Affinity Credit Union, the non-profit's main creditor, filed a brief of law at the courthouse, which shows the loss of nearly $1 million in cash assets over the past year.

"How did we go from having $1 million cashflow to going into the negative?" board member Adeel Salman said Friday.

The Lighthouse Supported Living Inc. entered full control of a court-appointed receiver following an application from Affinity Credit Union on Thursday. Accounting firm MNP will now have expanded powers to sell off any and all Lighthouse property to pay off its debts.

According to court documents, Affinity was able to piece together the Lighthouse's finances using a few financial statements between 2020 and 2022, though plenty of detailed financial statements remain unaccounted for.

The statements show the Lighthouse had more than $1 million cash at the end of 2020 and $807,000 at the end of March last year.

By July 2022, a little more than $353,000 in cash remained as the province pulled funding and donations dried up when internal struggles  at the Lighthouse were made public last summer.

"There are just glaring gaps that for some odd reason went unnoticed," Salman said.

From July 2022 to January 2023, the chequing account the Lighthouse regularly used dwindled into the red, according to an affidavit filed at the Court of King's Bench.

"(Affinity Credit Union) has serious concerns about the management and financial affairs of the Lighthouse," the affidavit Meagan Goodwin, Affinity's collections and overdraft team lead, said.

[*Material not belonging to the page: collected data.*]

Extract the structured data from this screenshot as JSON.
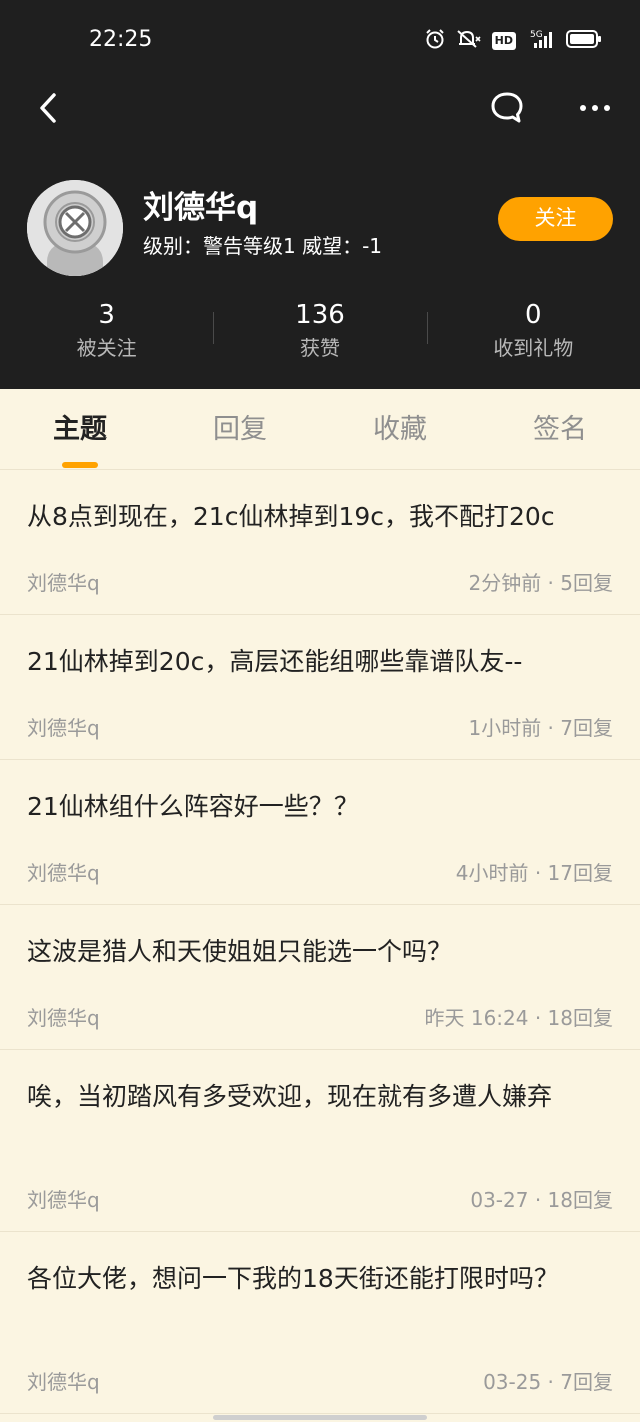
{
  "status_bar": {
    "time": "22:25",
    "icons": [
      "alarm-icon",
      "mute-icon",
      "hd-icon",
      "signal-5g-icon",
      "battery-icon"
    ],
    "hd_label": "HD"
  },
  "nav": {
    "back_icon": "back-icon",
    "chat_icon": "chat-bubble-icon",
    "more_icon": "more-icon"
  },
  "profile": {
    "username": "刘德华q",
    "level_text": "级别：警告等级1 威望：-1",
    "follow_label": "关注"
  },
  "stats": [
    {
      "value": "3",
      "label": "被关注"
    },
    {
      "value": "136",
      "label": "获赞"
    },
    {
      "value": "0",
      "label": "收到礼物"
    }
  ],
  "tabs": [
    {
      "label": "主题"
    },
    {
      "label": "回复"
    },
    {
      "label": "收藏"
    },
    {
      "label": "签名"
    }
  ],
  "posts": [
    {
      "title": "从8点到现在，21c仙林掉到19c，我不配打20c",
      "author": "刘德华q",
      "meta": "2分钟前 · 5回复"
    },
    {
      "title": "21仙林掉到20c，高层还能组哪些靠谱队友--",
      "author": "刘德华q",
      "meta": "1小时前 · 7回复"
    },
    {
      "title": "21仙林组什么阵容好一些？？",
      "author": "刘德华q",
      "meta": "4小时前 · 17回复"
    },
    {
      "title": "这波是猎人和天使姐姐只能选一个吗？",
      "author": "刘德华q",
      "meta": "昨天  16:24 · 18回复"
    },
    {
      "title": "唉，当初踏风有多受欢迎，现在就有多遭人嫌弃",
      "author": "刘德华q",
      "meta": "03-27  · 18回复"
    },
    {
      "title": "各位大佬，想问一下我的18天街还能打限时吗？",
      "author": "刘德华q",
      "meta": "03-25  · 7回复"
    }
  ],
  "colors": {
    "header_bg": "#1f1f1f",
    "accent": "#ffa200",
    "content_bg": "#fbf5e2"
  }
}
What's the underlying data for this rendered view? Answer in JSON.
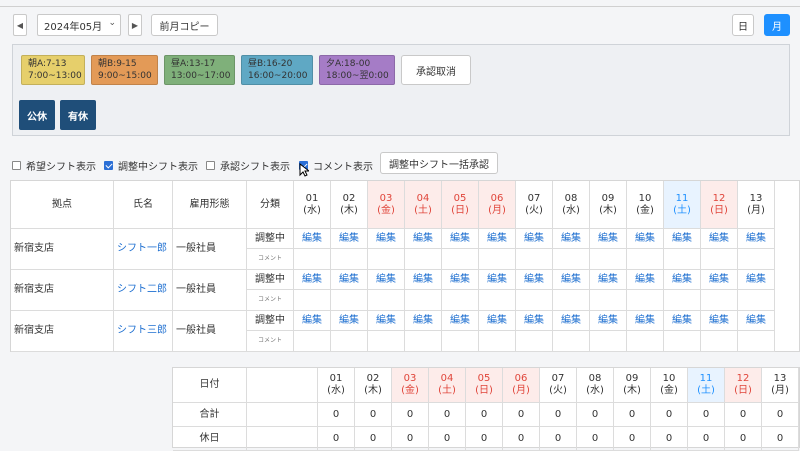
{
  "toolbar": {
    "prev": "◀",
    "next": "▶",
    "month": "2024年05月",
    "copy_prev": "前月コピー",
    "view_day": "日",
    "view_month": "月"
  },
  "shifts": [
    {
      "line1": "朝A:7-13",
      "line2": "7:00~13:00",
      "color": "#e6cf6b"
    },
    {
      "line1": "朝B:9-15",
      "line2": "9:00~15:00",
      "color": "#e39a57"
    },
    {
      "line1": "昼A:13-17",
      "line2": "13:00~17:00",
      "color": "#7fb07a"
    },
    {
      "line1": "昼B:16-20",
      "line2": "16:00~20:00",
      "color": "#5fa8c4"
    },
    {
      "line1": "夕A:18-00",
      "line2": "18:00~翌0:00",
      "color": "#a57cc6"
    }
  ],
  "approve_cancel": "承認取消",
  "leave_buttons": [
    "公休",
    "有休"
  ],
  "options": {
    "wish": "希望シフト表示",
    "adjusting": "調整中シフト表示",
    "approved": "承認シフト表示",
    "comment": "コメント表示",
    "bulk_approve": "調整中シフト一括承認"
  },
  "table": {
    "headers": {
      "base": "拠点",
      "name": "氏名",
      "employment": "雇用形態",
      "category": "分類"
    },
    "days": [
      {
        "d": "01",
        "w": "(水)",
        "type": "normal"
      },
      {
        "d": "02",
        "w": "(木)",
        "type": "normal"
      },
      {
        "d": "03",
        "w": "(金)",
        "type": "holiday"
      },
      {
        "d": "04",
        "w": "(土)",
        "type": "holiday"
      },
      {
        "d": "05",
        "w": "(日)",
        "type": "holiday"
      },
      {
        "d": "06",
        "w": "(月)",
        "type": "holiday"
      },
      {
        "d": "07",
        "w": "(火)",
        "type": "normal"
      },
      {
        "d": "08",
        "w": "(水)",
        "type": "normal"
      },
      {
        "d": "09",
        "w": "(木)",
        "type": "normal"
      },
      {
        "d": "10",
        "w": "(金)",
        "type": "normal"
      },
      {
        "d": "11",
        "w": "(土)",
        "type": "sat"
      },
      {
        "d": "12",
        "w": "(日)",
        "type": "holiday"
      },
      {
        "d": "13",
        "w": "(月)",
        "type": "normal"
      }
    ],
    "edit_label": "編集",
    "category_adjusting": "調整中",
    "category_comment": "コメント",
    "rows": [
      {
        "base": "新宿支店",
        "name": "シフト一郎",
        "employment": "一般社員"
      },
      {
        "base": "新宿支店",
        "name": "シフト二郎",
        "employment": "一般社員"
      },
      {
        "base": "新宿支店",
        "name": "シフト三郎",
        "employment": "一般社員"
      }
    ]
  },
  "summary": {
    "date_label": "日付",
    "days": [
      {
        "d": "01",
        "w": "(水)",
        "type": "normal"
      },
      {
        "d": "02",
        "w": "(木)",
        "type": "normal"
      },
      {
        "d": "03",
        "w": "(金)",
        "type": "holiday"
      },
      {
        "d": "04",
        "w": "(土)",
        "type": "holiday"
      },
      {
        "d": "05",
        "w": "(日)",
        "type": "holiday"
      },
      {
        "d": "06",
        "w": "(月)",
        "type": "holiday"
      },
      {
        "d": "07",
        "w": "(火)",
        "type": "normal"
      },
      {
        "d": "08",
        "w": "(水)",
        "type": "normal"
      },
      {
        "d": "09",
        "w": "(木)",
        "type": "normal"
      },
      {
        "d": "10",
        "w": "(金)",
        "type": "normal"
      },
      {
        "d": "11",
        "w": "(土)",
        "type": "sat"
      },
      {
        "d": "12",
        "w": "(日)",
        "type": "holiday"
      },
      {
        "d": "13",
        "w": "(月)",
        "type": "normal"
      }
    ],
    "rows": [
      {
        "label": "合計",
        "values": [
          "0",
          "0",
          "0",
          "0",
          "0",
          "0",
          "0",
          "0",
          "0",
          "0",
          "0",
          "0",
          "0"
        ]
      },
      {
        "label": "休日",
        "values": [
          "0",
          "0",
          "0",
          "0",
          "0",
          "0",
          "0",
          "0",
          "0",
          "0",
          "0",
          "0",
          "0"
        ]
      }
    ]
  }
}
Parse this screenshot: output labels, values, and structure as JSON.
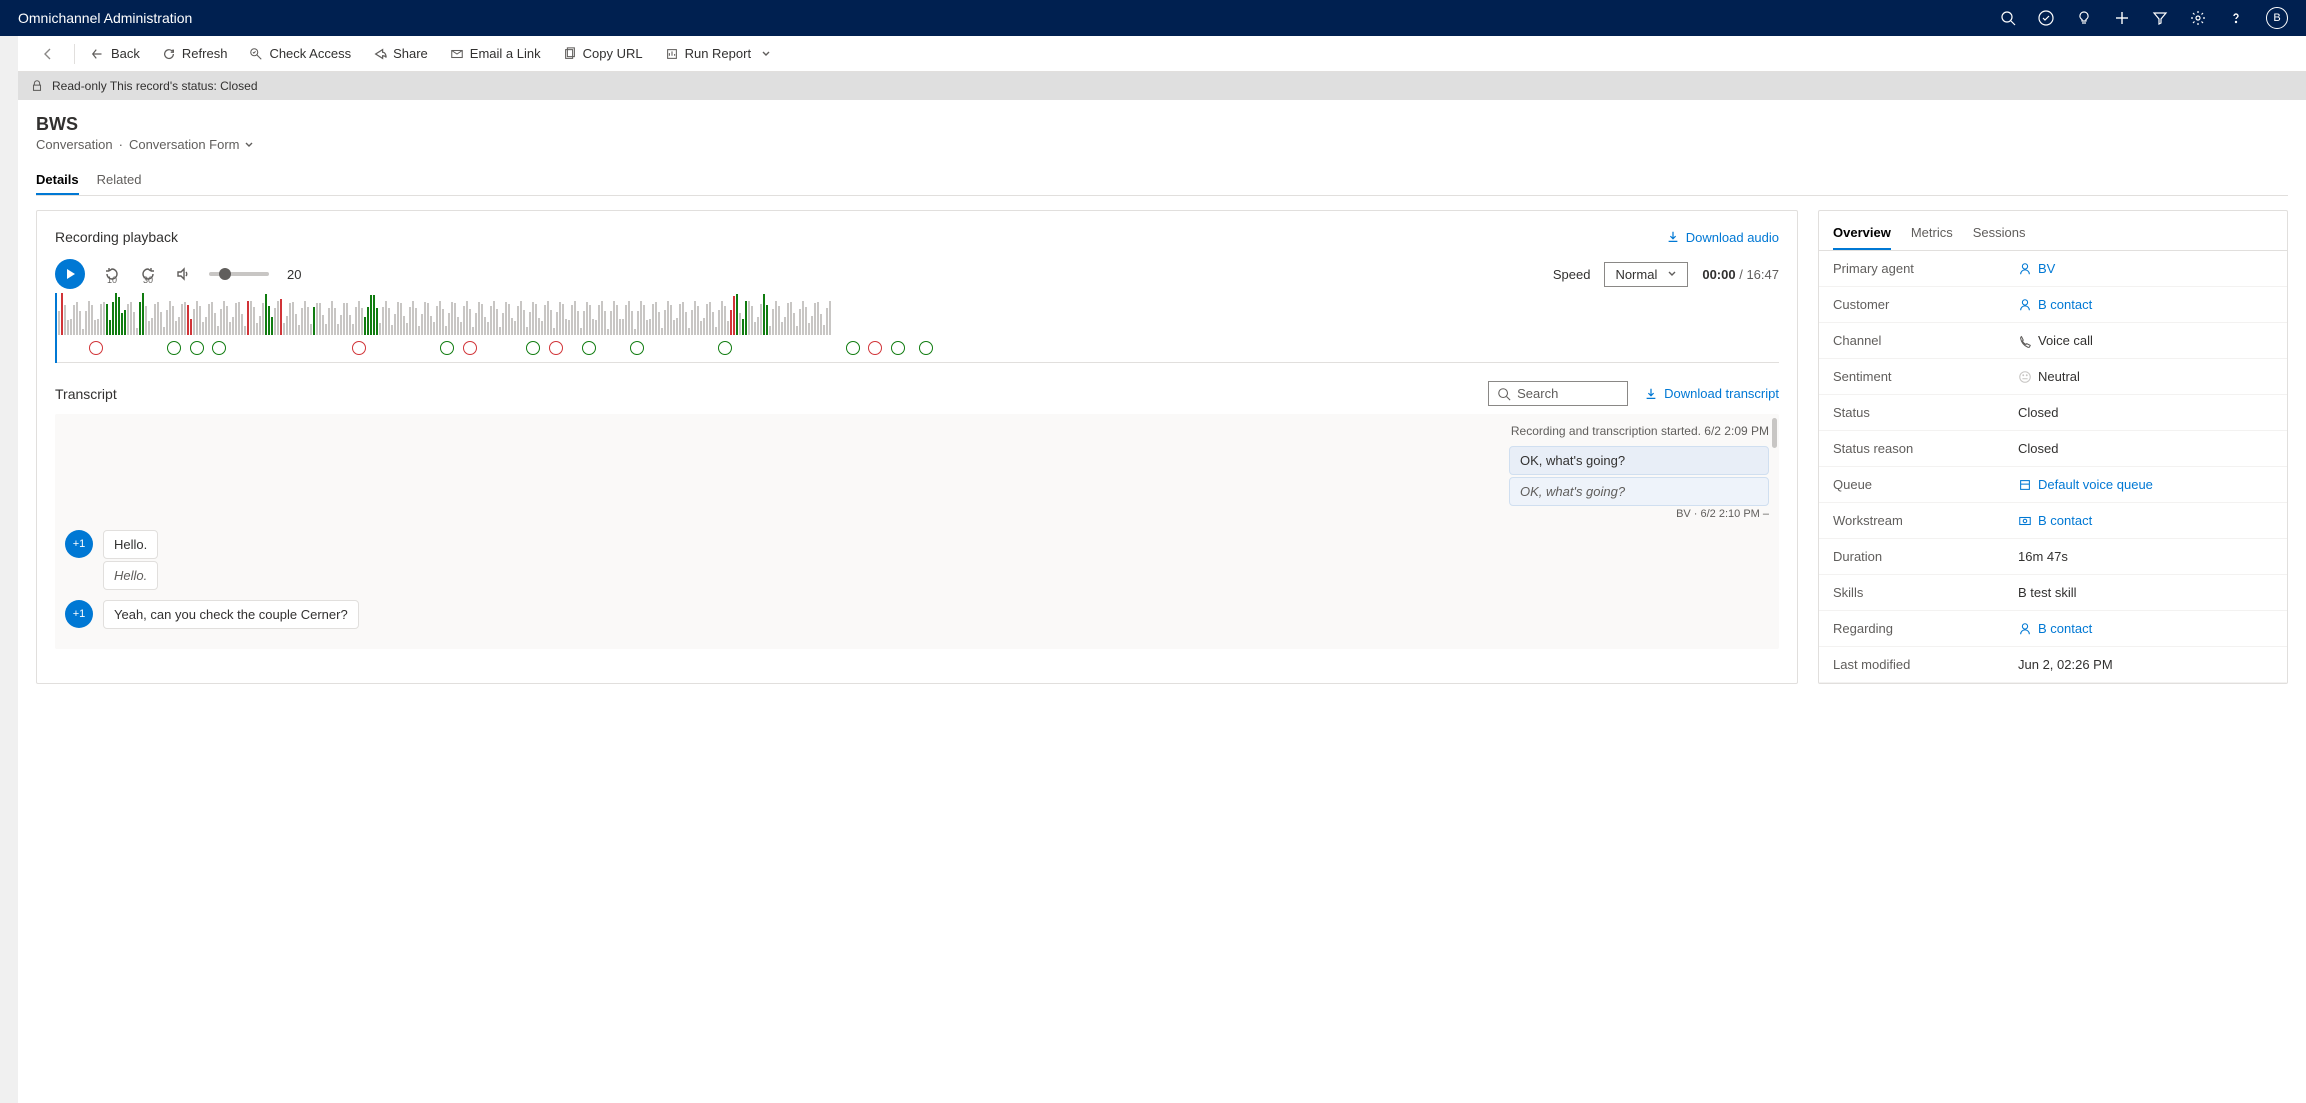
{
  "app_title": "Omnichannel Administration",
  "commands": {
    "back": "Back",
    "refresh": "Refresh",
    "check_access": "Check Access",
    "share": "Share",
    "email_link": "Email a Link",
    "copy_url": "Copy URL",
    "run_report": "Run Report"
  },
  "notice": "Read-only  This record's status: Closed",
  "record": {
    "title": "BWS",
    "entity": "Conversation",
    "form": "Conversation Form"
  },
  "tabs": {
    "details": "Details",
    "related": "Related"
  },
  "playback": {
    "title": "Recording playback",
    "download": "Download audio",
    "volume": "20",
    "speed_label": "Speed",
    "speed_value": "Normal",
    "time_current": "00:00",
    "time_total": "16:47"
  },
  "transcript": {
    "title": "Transcript",
    "search_placeholder": "Search",
    "download": "Download transcript",
    "system_msg": "Recording and transcription started. 6/2 2:09 PM",
    "agent_msg1": "OK, what's going?",
    "agent_msg1_tr": "OK, what's going?",
    "agent_meta": "BV   · 6/2 2:10 PM   –",
    "cust_avatar": "+1",
    "cust_msg1": "Hello.",
    "cust_msg1_tr": "Hello.",
    "cust_msg2": "Yeah, can you check the couple Cerner?"
  },
  "side": {
    "tabs": {
      "overview": "Overview",
      "metrics": "Metrics",
      "sessions": "Sessions"
    },
    "rows": {
      "primary_agent": {
        "k": "Primary agent",
        "v": "BV"
      },
      "customer": {
        "k": "Customer",
        "v": "B contact"
      },
      "channel": {
        "k": "Channel",
        "v": "Voice call"
      },
      "sentiment": {
        "k": "Sentiment",
        "v": "Neutral"
      },
      "status": {
        "k": "Status",
        "v": "Closed"
      },
      "status_reason": {
        "k": "Status reason",
        "v": "Closed"
      },
      "queue": {
        "k": "Queue",
        "v": "Default voice queue"
      },
      "workstream": {
        "k": "Workstream",
        "v": "B contact"
      },
      "duration": {
        "k": "Duration",
        "v": "16m 47s"
      },
      "skills": {
        "k": "Skills",
        "v": "B test skill"
      },
      "regarding": {
        "k": "Regarding",
        "v": "B contact"
      },
      "last_modified": {
        "k": "Last modified",
        "v": "Jun 2, 02:26 PM"
      }
    }
  }
}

Documents show the chequing account had a high balance of $500,488.27 and a low balance of $268,322.87 in April 2022. Nine months later, the high balance was $40,502.69 with a low balance of $255,596.40 in overdraft.

The Lighthouse owes approximately $2.6 million to Affinity, about $561,000 to CRA for unpaid staff deductions, and another $578,000 to other creditors, according to court records.

Even with the grim circumstances facing the non-profit, Salman feels there's a way forward for the group to operate and provide some level of programming and housing for the roughly 140 people who live at its two downtown towers.

"Hopefully we all can still protect the Lighthouse as an organization and as a corporation," he said. " And in whatever form it comes out, we can still continue to do the good work."